You might think that this is not something that I, as the mother of an eleven month-old baby, has to worry about. But it starts even now. Stella can't walk yet. She can't crawl. She can't even say Mama. But she can mimic two adult behaviours: holding a phone up to her ear and poking at a smartphone with her index finger. Those and waving are the only two grown-up-esque behaviours she's got. It's kind of a scary thought.

I wonder what I am teaching her when I stop playing blocks to answer a text message, or as I read Twitter as I nurse her to sleep. I often see two teenage girls out together, ostensibly hanging out together, but each plugged into her own MP3 player, in her own individual sound bubble, isolated from the world and each other. I look at them and despair for our collective future. But as I send a twitpic of Stella and my adventures at the park, am I showing my child anything different? 

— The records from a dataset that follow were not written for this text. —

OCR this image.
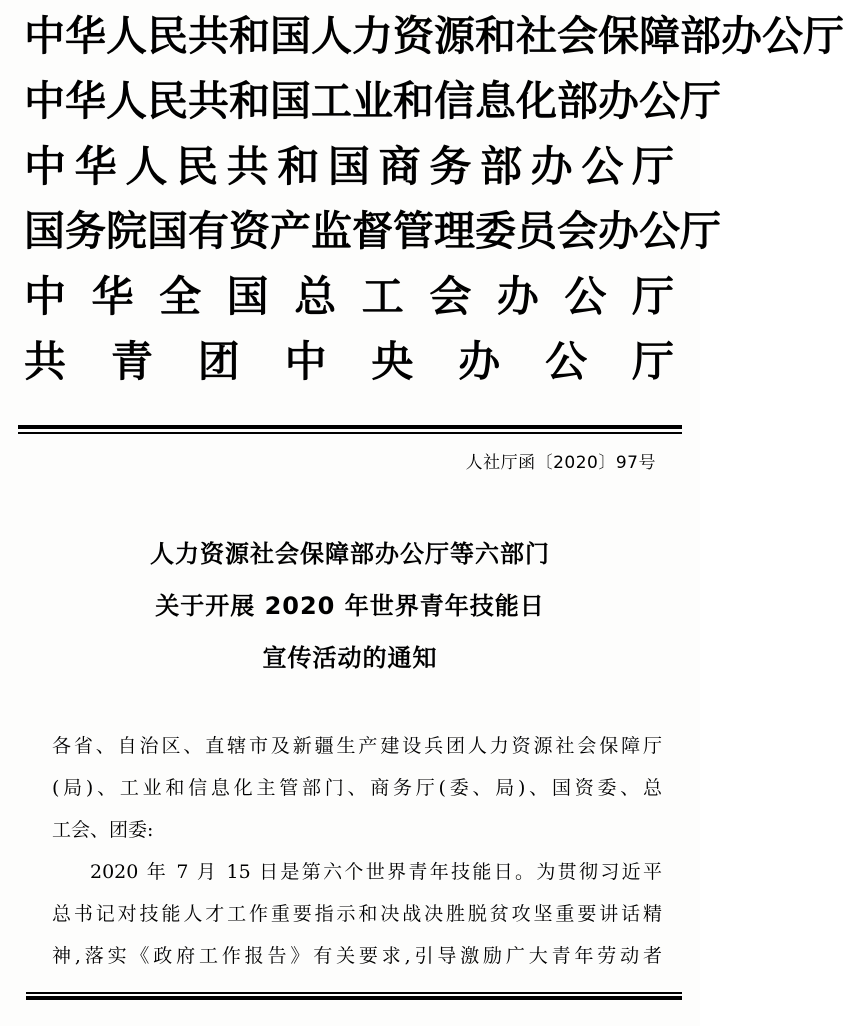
中华人民共和国人力资源和社会保障部办公厅
中华人民共和国工业和信息化部办公厅
中华人民共和国商务部办公厅
国务院国有资产监督管理委员会办公厅
中华全国总工会办公厅
共青团中央办公厅
人社厅函〔2020〕97号
人力资源社会保障部办公厅等六部门
关于开展 2020 年世界青年技能日
宣传活动的通知

各省、自治区、直辖市及新疆生产建设兵团人力资源社会保障厅
(局)、工业和信息化主管部门、商务厅(委、局)、国资委、总
工会、团委:

2020 年 7 月 15 日是第六个世界青年技能日。为贯彻习近平
总书记对技能人才工作重要指示和决战决胜脱贫攻坚重要讲话精
神,落实《政府工作报告》有关要求,引导激励广大青年劳动者
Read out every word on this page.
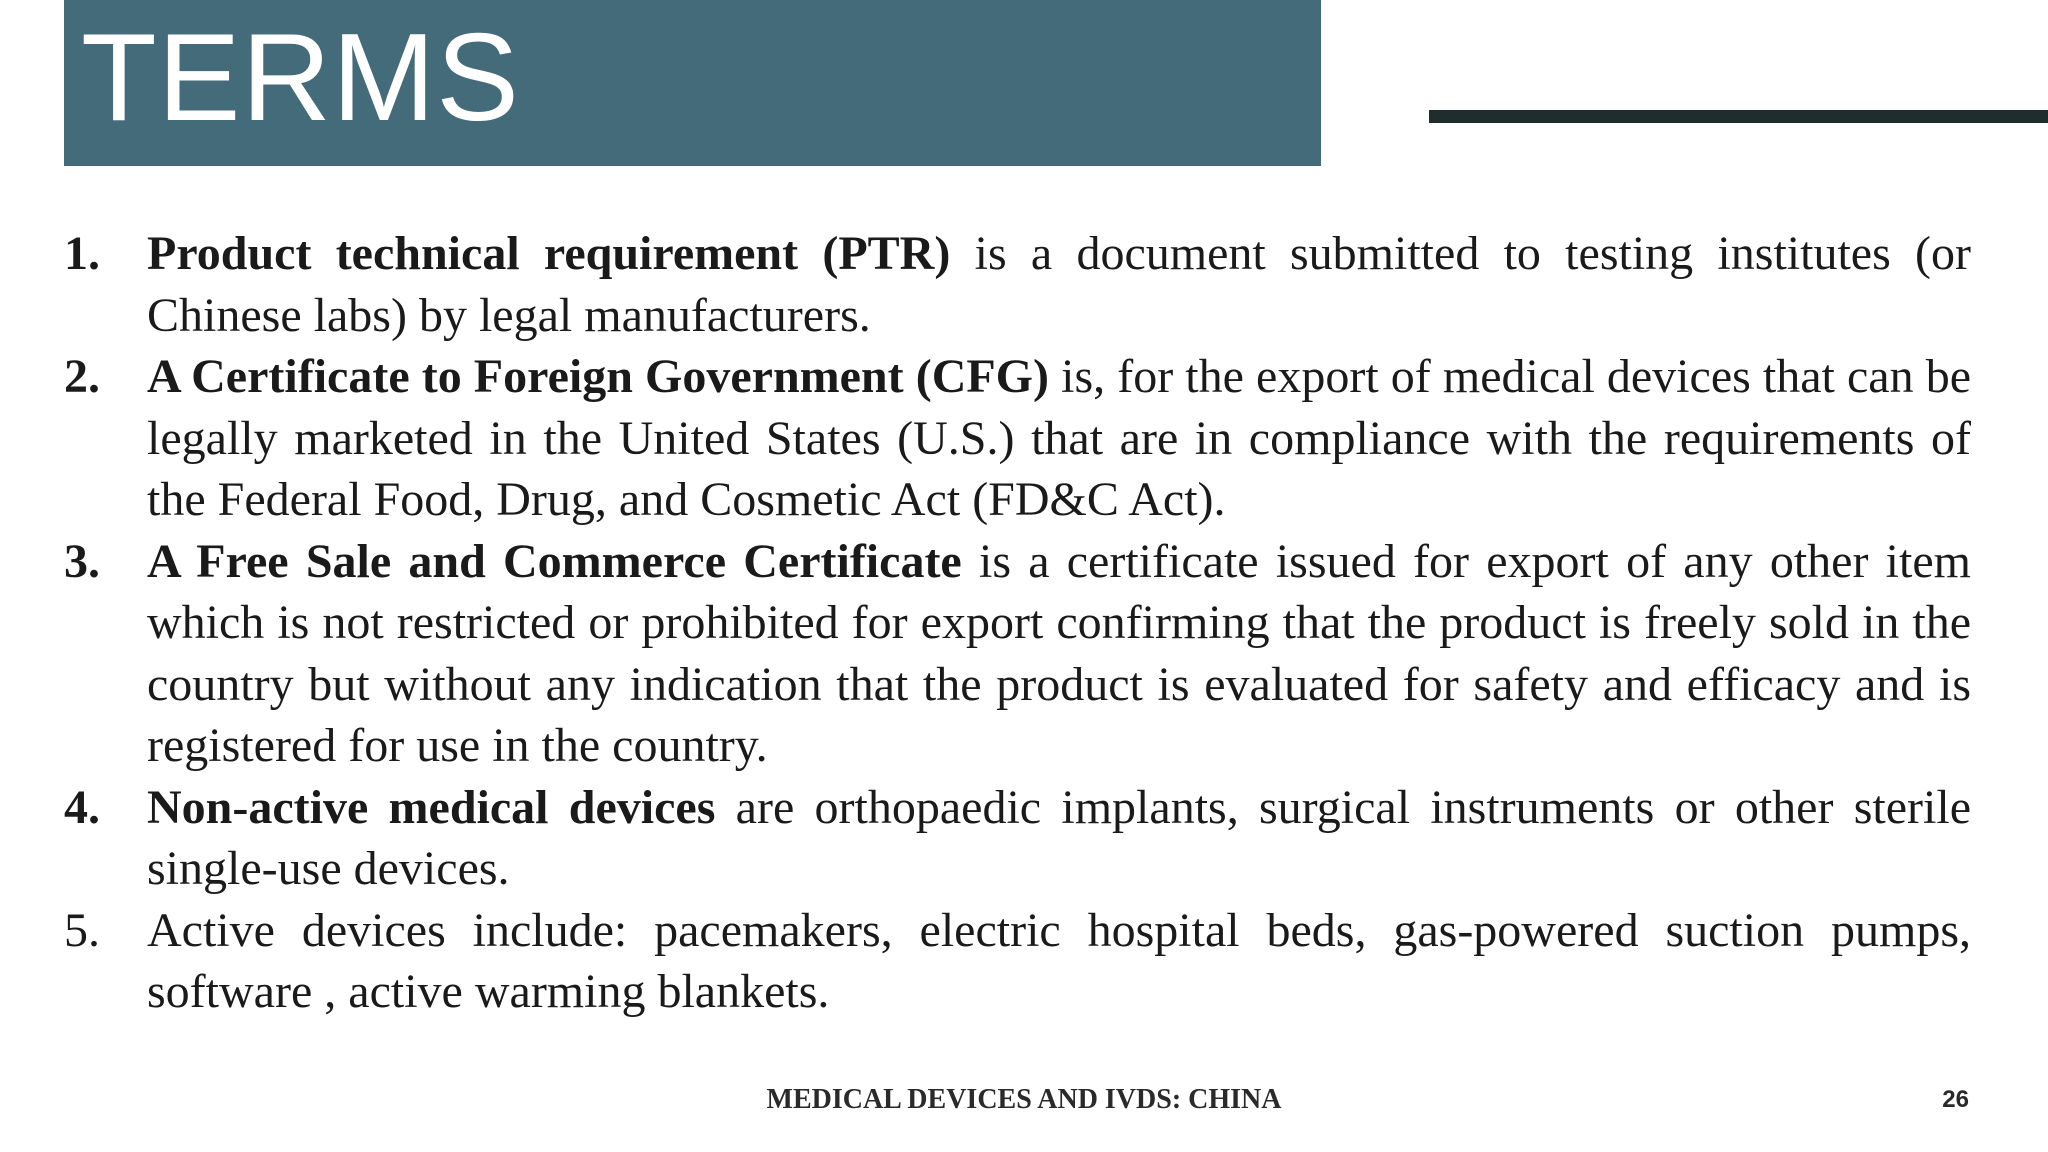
TERMS
1. Product technical requirement (PTR) is a document submitted to testing institutes (or Chinese labs) by legal manufacturers.
2. A Certificate to Foreign Government (CFG) is, for the export of medical devices that can be legally marketed in the United States (U.S.) that are in compliance with the requirements of the Federal Food, Drug, and Cosmetic Act (FD&C Act).
3. A Free Sale and Commerce Certificate is a certificate issued for export of any other item which is not restricted or prohibited for export confirming that the product is freely sold in the country but without any indication that the product is evaluated for safety and efficacy and is registered for use in the country.
4. Non-active medical devices are orthopaedic implants, surgical instruments or other sterile single-use devices.
5. Active devices include: pacemakers, electric hospital beds, gas-powered suction pumps, software , active warming blankets.
MEDICAL DEVICES AND IVDS: CHINA	26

It's clear that parents model behaviours that their children pick up on. Parents who send SMSs during dinner are sending two messages simultaneously. Thus, I want to be mindful of how I teach my child to relate to technology. I do not advocate the wanton dismissal of technological advances and the new social norms that follow; it is the parents' job to socialize their children according to the realities of the time and place in which they live, and digital technologies are part and parcel with this time and place. Stella will need help navigating the decorum of Facebook (or whatever equivalent is popular twelve years from now) just as I needed to be taught about writing thank you letters.

At the same time, I want to teach my child that there is value in being present with the ones you love; I want her to be free to have moments like the ones we share in the airplane when we are not competing with the roar of the digital world. I want to carve out sacred spaces that are just for us, and not for our phones.

I am going to start with the dinner table. No phones at dinner. And no phones on the playground. And I will begin asking, "do you mind if I text", not that she can answer yet, but to get in the habit. I am not going to give up my bedtime Twitter fix (because bedtime is accompanied by long screaming sessions and Twitter keeps me from swallowing the hemlock), but I am going to be thinking of where else I will carve out sacred spaces for parenting.

I'm interested, what are your rules for family interactions and technology?